2. Pessimistic website: public finances (GG)

The another side of the medal is increasing borrowing needs of the State, advanced structural deficit and rising debt.

In accordance with the Union methodology ESA 2010, the concepts of deficit and debt mention to General government (General Government, GG).

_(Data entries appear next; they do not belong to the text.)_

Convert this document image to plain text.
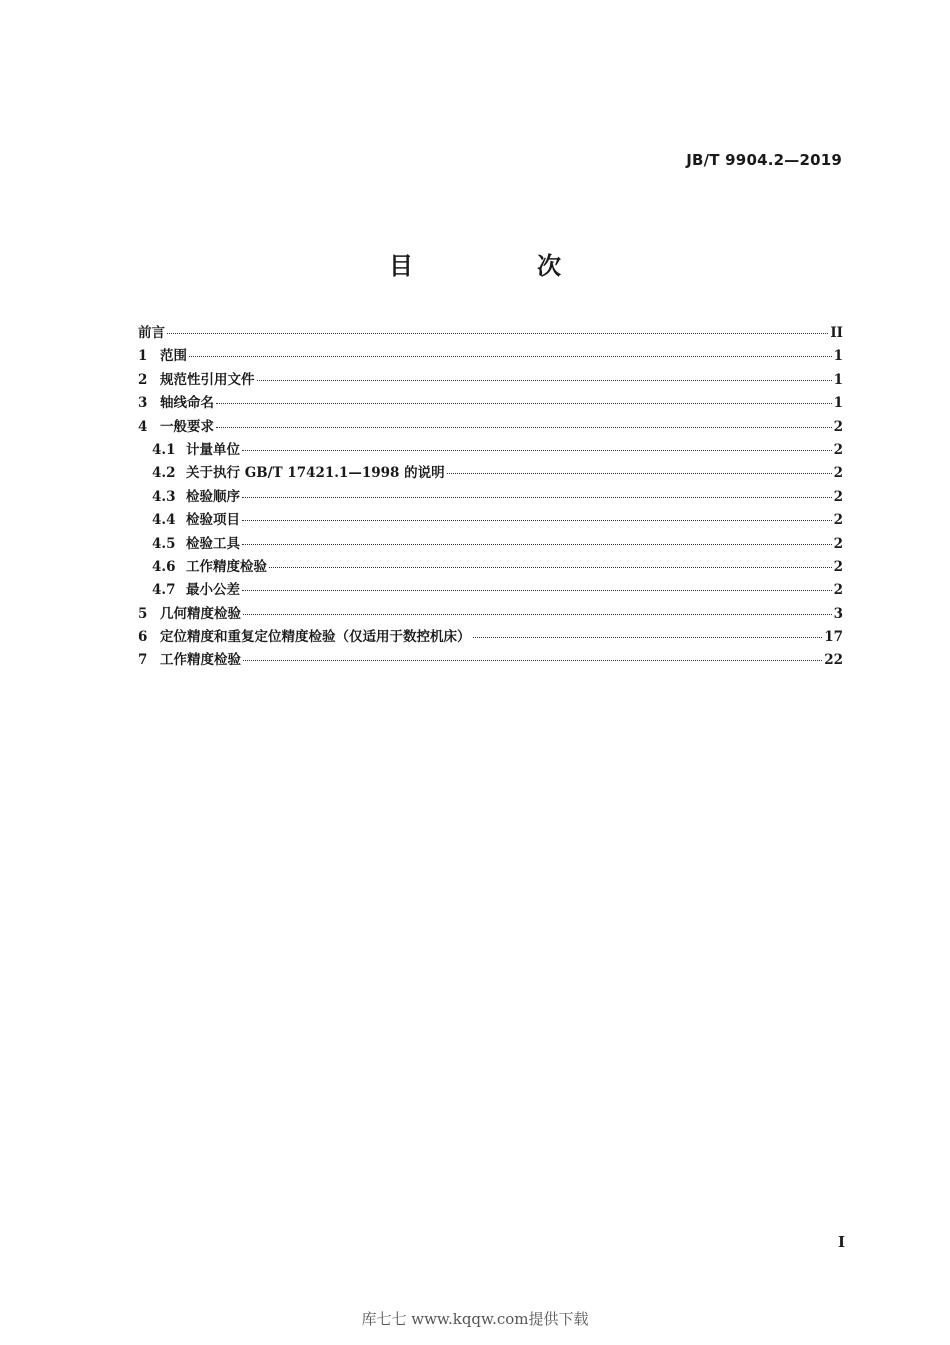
JB/T 9904.2—2019
目　次
前言	II
1 范围	1
2 规范性引用文件	1
3 轴线命名	1
4 一般要求	2
4.1 计量单位	2
4.2 关于执行 GB/T 17421.1—1998 的说明	2
4.3 检验顺序	2
4.4 检验项目	2
4.5 检验工具	2
4.6 工作精度检验	2
4.7 最小公差	2
5 几何精度检验	3
6 定位精度和重复定位精度检验（仅适用于数控机床）	17
7 工作精度检验	22
I
库七七 www.kqqw.com提供下载
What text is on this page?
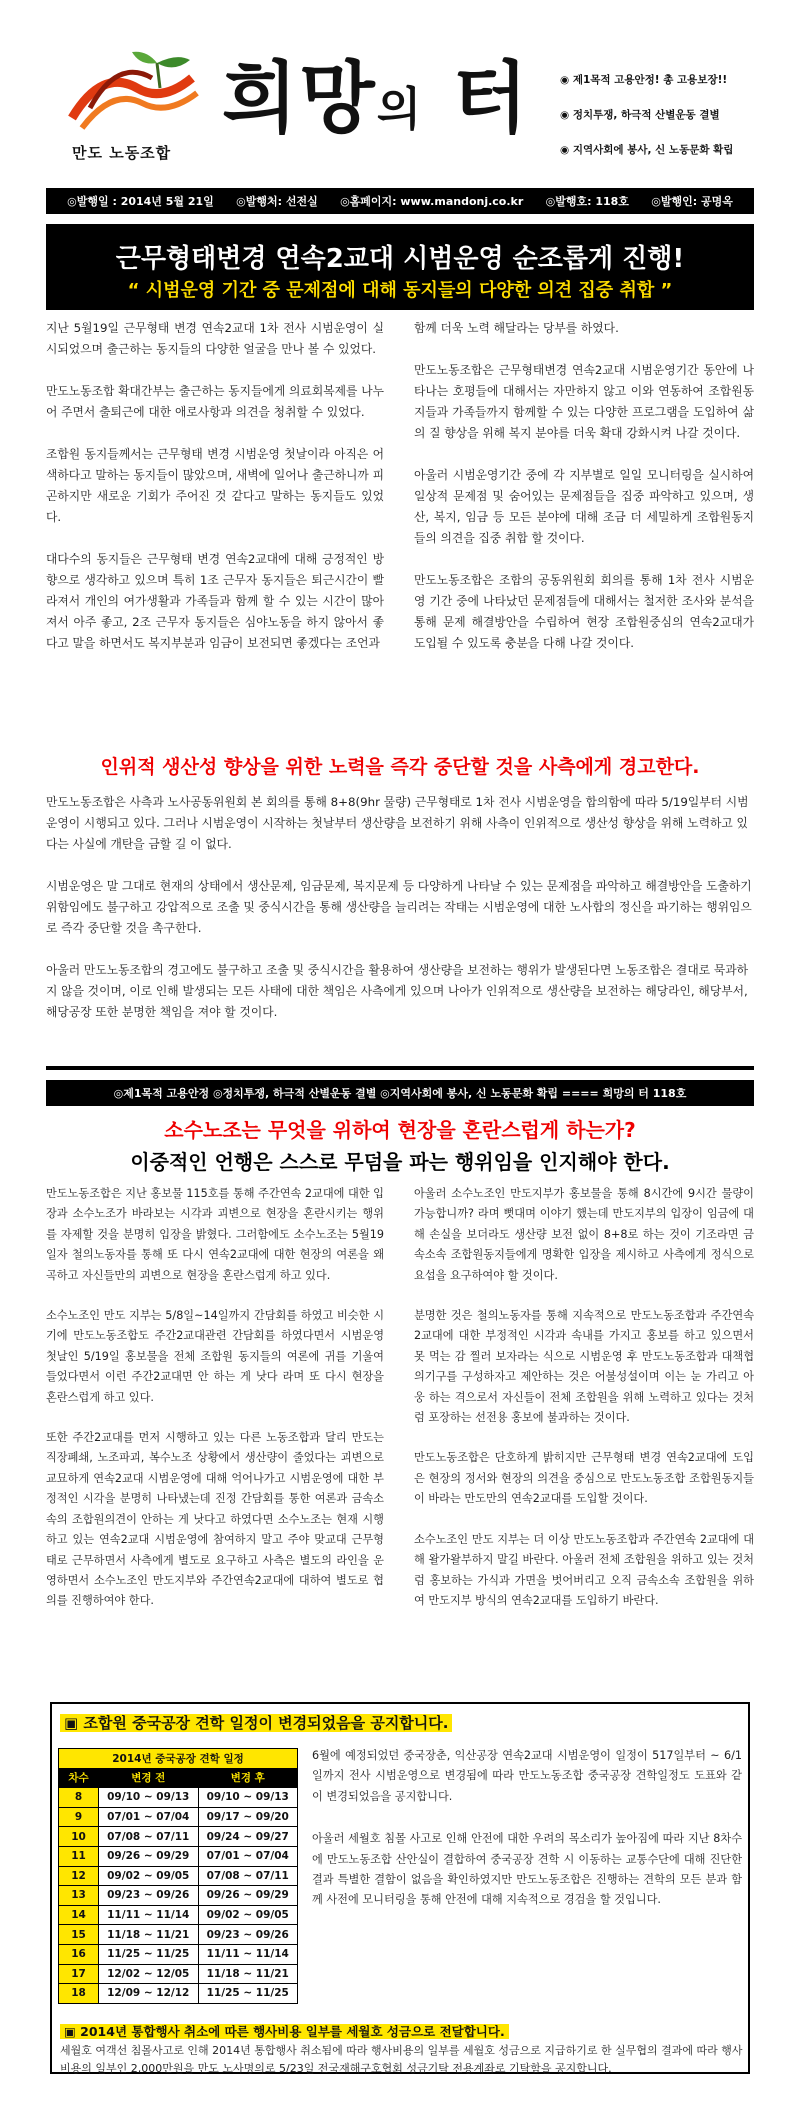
만도 노동조합
희망의 터	◉ 제1목적 고용안정! 총 고용보장!!
◉ 정치투쟁, 하극적 산별운동 결별
◉ 지역사회에 봉사, 신 노동문화 확립
◎발행일 : 2014년 5월 21일 ◎발행처: 선전실 ◎홈페이지: www.mandonj.co.kr ◎발행호: 118호 ◎발행인: 공명옥
근무형태변경 연속2교대 시범운영 순조롭게 진행!
“ 시범운영 기간 중 문제점에 대해 동지들의 다양한 의견 집중 취합 ”

지난 5월19일 근무형태 변경 연속2교대 1차 전사 시범운영이 실시되었으며 출근하는 동지들의 다양한 얼굴을 만나 볼 수 있었다.

만도노동조합 확대간부는 출근하는 동지들에게 의료회복제를 나누어 주면서 출퇴근에 대한 애로사항과 의견을 청취할 수 있었다.

조합원 동지들께서는 근무형태 변경 시범운영 첫날이라 아직은 어색하다고 말하는 동지들이 많았으며, 새벽에 일어나 출근하니까 피곤하지만 새로운 기회가 주어진 것 같다고 말하는 동지들도 있었다.

대다수의 동지들은 근무형태 변경 연속2교대에 대해 긍정적인 방향으로 생각하고 있으며 특히 1조 근무자 동지들은 퇴근시간이 빨라져서 개인의 여가생활과 가족들과 함께 할 수 있는 시간이 많아져서 아주 좋고, 2조 근무자 동지들은 심야노동을 하지 않아서 좋다고 말을 하면서도 복지부분과 임금이 보전되면 좋겠다는 조언과

함께 더욱 노력 해달라는 당부를 하였다.

만도노동조합은 근무형태변경 연속2교대 시범운영기간 동안에 나타나는 호평들에 대해서는 자만하지 않고 이와 연동하여 조합원동지들과 가족들까지 함께할 수 있는 다양한 프로그램을 도입하여 삶의 질 향상을 위해 복지 분야를 더욱 확대 강화시켜 나갈 것이다.

아울러 시범운영기간 중에 각 지부별로 일일 모니터링을 실시하여 일상적 문제점 및 숨어있는 문제점들을 집중 파악하고 있으며, 생산, 복지, 임금 등 모든 분야에 대해 조금 더 세밀하게 조합원동지들의 의견을 집중 취합 할 것이다.

만도노동조합은 조합의 공동위원회 회의를 통해 1차 전사 시범운영 기간 중에 나타났던 문제점들에 대해서는 철저한 조사와 분석을 통해 문제 해결방안을 수립하여 현장 조합원중심의 연속2교대가 도입될 수 있도록 충분을 다해 나갈 것이다.

인위적 생산성 향상을 위한 노력을 즉각 중단할 것을 사측에게 경고한다.

만도노동조합은 사측과 노사공동위원회 본 회의를 통해 8+8(9hr 물량) 근무형태로 1차 전사 시범운영을 합의함에 따라 5/19일부터 시범운영이 시행되고 있다. 그러나 시범운영이 시작하는 첫날부터 생산량을 보전하기 위해 사측이 인위적으로 생산성 향상을 위해 노력하고 있다는 사실에 개탄을 금할 길 이 없다.

시범운영은 말 그대로 현재의 상태에서 생산문제, 임금문제, 복지문제 등 다양하게 나타날 수 있는 문제점을 파악하고 해결방안을 도출하기 위함임에도 불구하고 강압적으로 조출 및 중식시간을 통해 생산량을 늘리려는 작태는 시범운영에 대한 노사합의 정신을 파기하는 행위임으로 즉각 중단할 것을 촉구한다.

아울러 만도노동조합의 경고에도 불구하고 조출 및 중식시간을 활용하여 생산량을 보전하는 행위가 발생된다면 노동조합은 결대로 묵과하지 않을 것이며, 이로 인해 발생되는 모든 사태에 대한 책임은 사측에게 있으며 나아가 인위적으로 생산량을 보전하는 해당라인, 해당부서, 해당공장 또한 분명한 책임을 져야 할 것이다.

◎제1목적 고용안정 ◎정치투쟁, 하극적 산별운동 결별 ◎지역사회에 봉사, 신 노동문화 확립 ==== 희망의 터 118호
소수노조는 무엇을 위하여 현장을 혼란스럽게 하는가?
이중적인 언행은 스스로 무덤을 파는 행위임을 인지해야 한다.

만도노동조합은 지난 홍보물 115호를 통해 주간연속 2교대에 대한 입장과 소수노조가 바라보는 시각과 괴변으로 현장을 혼란시키는 행위를 자제할 것을 분명히 입장을 밝혔다. 그러함에도 소수노조는 5월19일자 철의노동자를 통해 또 다시 연속2교대에 대한 현장의 여론을 왜곡하고 자신들만의 괴변으로 현장을 혼란스럽게 하고 있다.

소수노조인 만도 지부는 5/8일~14일까지 간담회를 하였고 비슷한 시기에 만도노동조합도 주간2교대관련 간담회를 하였다면서 시범운영 첫날인 5/19일 홍보물을 전체 조합원 동지들의 여론에 귀를 기울여 들었다면서 이런 주간2교대면 안 하는 게 낫다 라며 또 다시 현장을 혼란스럽게 하고 있다.

또한 주간2교대를 먼저 시행하고 있는 다른 노동조합과 달리 만도는 직장폐쇄, 노조파괴, 복수노조 상황에서 생산량이 줄었다는 괴변으로 교묘하게 연속2교대 시범운영에 대해 억어나가고 시범운영에 대한 부정적인 시각을 분명히 나타냈는데 진정 간담회를 통한 여론과 금속소속의 조합원의견이 안하는 게 낫다고 하였다면 소수노조는 현재 시행하고 있는 연속2교대 시범운영에 참여하지 말고 주야 맞교대 근무형태로 근무하면서 사측에게 별도로 요구하고 사측은 별도의 라인을 운영하면서 소수노조인 만도지부와 주간연속2교대에 대하여 별도로 협의를 진행하여야 한다.

아울러 소수노조인 만도지부가 홍보물을 통해 8시간에 9시간 물량이 가능합니까? 라며 뻣대며 이야기 했는데 만도지부의 입장이 임금에 대해 손실을 보더라도 생산량 보전 없이 8+8로 하는 것이 기조라면 금속소속 조합원동지들에게 명확한 입장을 제시하고 사측에게 정식으로 요섭을 요구하여야 할 것이다.

분명한 것은 철의노동자를 통해 지속적으로 만도노동조합과 주간연속2교대에 대한 부정적인 시각과 속내를 가지고 홍보를 하고 있으면서 못 먹는 감 찔러 보자라는 식으로 시범운영 후 만도노동조합과 대책협의기구를 구성하자고 제안하는 것은 어불성설이며 이는 눈 가리고 아웅 하는 격으로서 자신들이 전체 조합원을 위해 노력하고 있다는 것처럼 포장하는 선전용 홍보에 불과하는 것이다.

만도노동조합은 단호하게 밝히지만 근무형태 변경 연속2교대에 도입은 현장의 정서와 현장의 의견을 중심으로 만도노동조합 조합원동지들이 바라는 만도만의 연속2교대를 도입할 것이다.

소수노조인 만도 지부는 더 이상 만도노동조합과 주간연속 2교대에 대해 왈가왈부하지 말길 바란다. 아울러 전체 조합원을 위하고 있는 것처럼 홍보하는 가식과 가면을 벗어버리고 오직 금속소속 조합원을 위하여 만도지부 방식의 연속2교대를 도입하기 바란다.

▣ 조합원 중국공장 견학 일정이 변경되었음을 공지합니다.
2014년 중국공장 견학 일정		
차수	변경 전	변경 후
8	09/10 ~ 09/13	09/10 ~ 09/13
9	07/01 ~ 07/04	09/17 ~ 09/20
10	07/08 ~ 07/11	09/24 ~ 09/27
11	09/26 ~ 09/29	07/01 ~ 07/04
12	09/02 ~ 09/05	07/08 ~ 07/11
13	09/23 ~ 09/26	09/26 ~ 09/29
14	11/11 ~ 11/14	09/02 ~ 09/05
15	11/18 ~ 11/21	09/23 ~ 09/26
16	11/25 ~ 11/25	11/11 ~ 11/14
17	12/02 ~ 12/05	11/18 ~ 11/21
18	12/09 ~ 12/12	11/25 ~ 11/25

6월에 예정되었던 중국장춘, 익산공장 연속2교대 시범운영이 일정이 517일부터 ~ 6/1일까지 전사 시범운영으로 변경됨에 따라 만도노동조합 중국공장 견학일정도 도표와 같이 변경되었음을 공지합니다.

아울러 세월호 침몰 사고로 인해 안전에 대한 우려의 목소리가 높아짐에 따라 지난 8차수에 만도노동조합 산안실이 결합하여 중국공장 견학 시 이동하는 교통수단에 대해 진단한 결과 특별한 결함이 없음을 확인하였지만 만도노동조합은 진행하는 견학의 모든 분과 함께 사전에 모니터링을 통해 안전에 대해 지속적으로 경검을 할 것입니다.

▣ 2014년 통합행사 취소에 따른 행사비용 일부를 세월호 성금으로 전달합니다.
세월호 여객선 침몰사고로 인해 2014년 통합행사 취소됨에 따라 행사비용의 일부를 세월호 성금으로 지급하기로 한 실무협의 결과에 따라 행사비용의 일부인 2,000만원을 만도 노사명의로 5/23일 전국재해구호협회 성금기탁 전용계좌로 기탁함을 공지합니다.
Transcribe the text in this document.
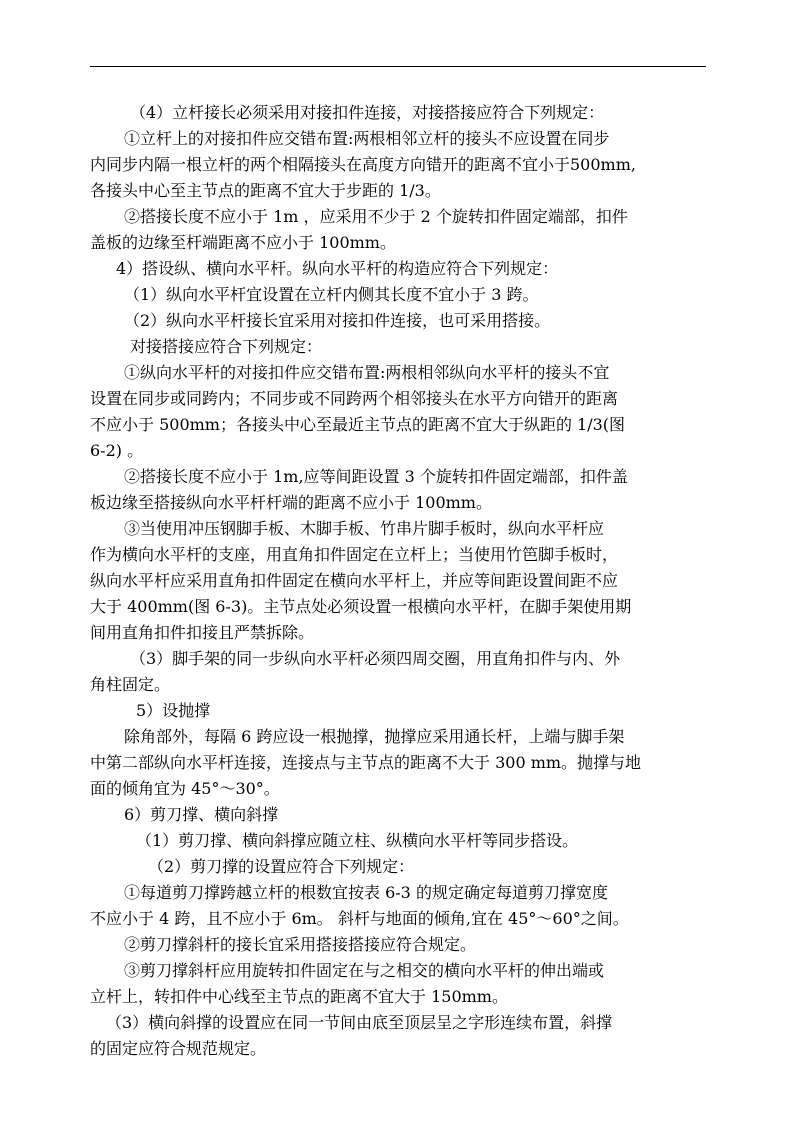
（4）立杆接长必须采用对接扣件连接，对接搭接应符合下列规定：
①立杆上的对接扣件应交错布置:两根相邻立杆的接头不应设置在同步
内同步内隔一根立杆的两个相隔接头在高度方向错开的距离不宜小于500mm,
各接头中心至主节点的距离不宜大于步距的 1/3。
②搭接长度不应小于 1m ，应采用不少于 2 个旋转扣件固定端部，扣件
盖板的边缘至杆端距离不应小于 100mm。
4）搭设纵、横向水平杆。纵向水平杆的构造应符合下列规定：
（1）纵向水平杆宜设置在立杆内侧其长度不宜小于 3 跨。
（2）纵向水平杆接长宜采用对接扣件连接，也可采用搭接。
对接搭接应符合下列规定：
①纵向水平杆的对接扣件应交错布置:两根相邻纵向水平杆的接头不宜
设置在同步或同跨内；不同步或不同跨两个相邻接头在水平方向错开的距离
不应小于 500mm；各接头中心至最近主节点的距离不宜大于纵距的 1/3(图
6-2) 。
②搭接长度不应小于 1m,应等间距设置 3 个旋转扣件固定端部，扣件盖
板边缘至搭接纵向水平杆杆端的距离不应小于 100mm。
③当使用冲压钢脚手板、木脚手板、竹串片脚手板时，纵向水平杆应
作为横向水平杆的支座，用直角扣件固定在立杆上；当使用竹笆脚手板时，
纵向水平杆应采用直角扣件固定在横向水平杆上，并应等间距设置间距不应
大于 400mm(图 6-3)。主节点处必须设置一根横向水平杆，在脚手架使用期
间用直角扣件扣接且严禁拆除。
（3）脚手架的同一步纵向水平杆必须四周交圈，用直角扣件与内、外
角柱固定。
5）设抛撑
除角部外，每隔 6 跨应设一根抛撑，抛撑应采用通长杆，上端与脚手架
中第二部纵向水平杆连接，连接点与主节点的距离不大于 300 mm。抛撑与地
面的倾角宜为 45°～30°。
6）剪刀撑、横向斜撑
（1）剪刀撑、横向斜撑应随立柱、纵横向水平杆等同步搭设。
（2）剪刀撑的设置应符合下列规定：
①每道剪刀撑跨越立杆的根数宜按表 6-3 的规定确定每道剪刀撑宽度
不应小于 4 跨，且不应小于 6m。 斜杆与地面的倾角,宜在 45°～60°之间。
②剪刀撑斜杆的接长宜采用搭接搭接应符合规定。
③剪刀撑斜杆应用旋转扣件固定在与之相交的横向水平杆的伸出端或
立杆上，转扣件中心线至主节点的距离不宜大于 150mm。
（3）横向斜撑的设置应在同一节间由底至顶层呈之字形连续布置，斜撑
的固定应符合规范规定。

GG deficit and debt forecasts (2026-2028):

GG Deficit:

  • 2026: 6.5% of GDP

  • 2027: 6.0% of GDP

  • 2028: 5.3% of GDP

Debt GG (Union methodology):

  • 2026: 66.1% of GDP

  • 2027: 69.5% of GDP

  • 2028: 72.1% of GDP


3. Poland against the background of Europe – comparison

Forecast government debt (% of GDP) from 2026 to 2028:

  • Poland : 66.1% → 69.5% → 72.1%

  • Germany: 65.1% → 68.0% → 68.5%

At the same time, there are countries with public debt well exceeds 100% of GDPAnd yet there was no collapse in public finances:

  • Greece: 151,2%

  • Italy: 138.3%

  • France: 115.8%

  • Belgium: 106.2%

  • Spain: 103.4%


Should Disaster Be Expected?

Nope. The level of Poland's debt will stay lower than the average for the euro area (approx. 88% of GDP).
However, the debt trajectory and the persistent advanced deficit make the situation is subject to crucial fiscal risks.

Poland makes up for the cosmicly costly negligence of the Law and Justice Government:

Investment,

• in the arms expenditure sector,

energy transformation.

This combination makes the crisis script unbaseable, fiscal policy mistake margin remains small.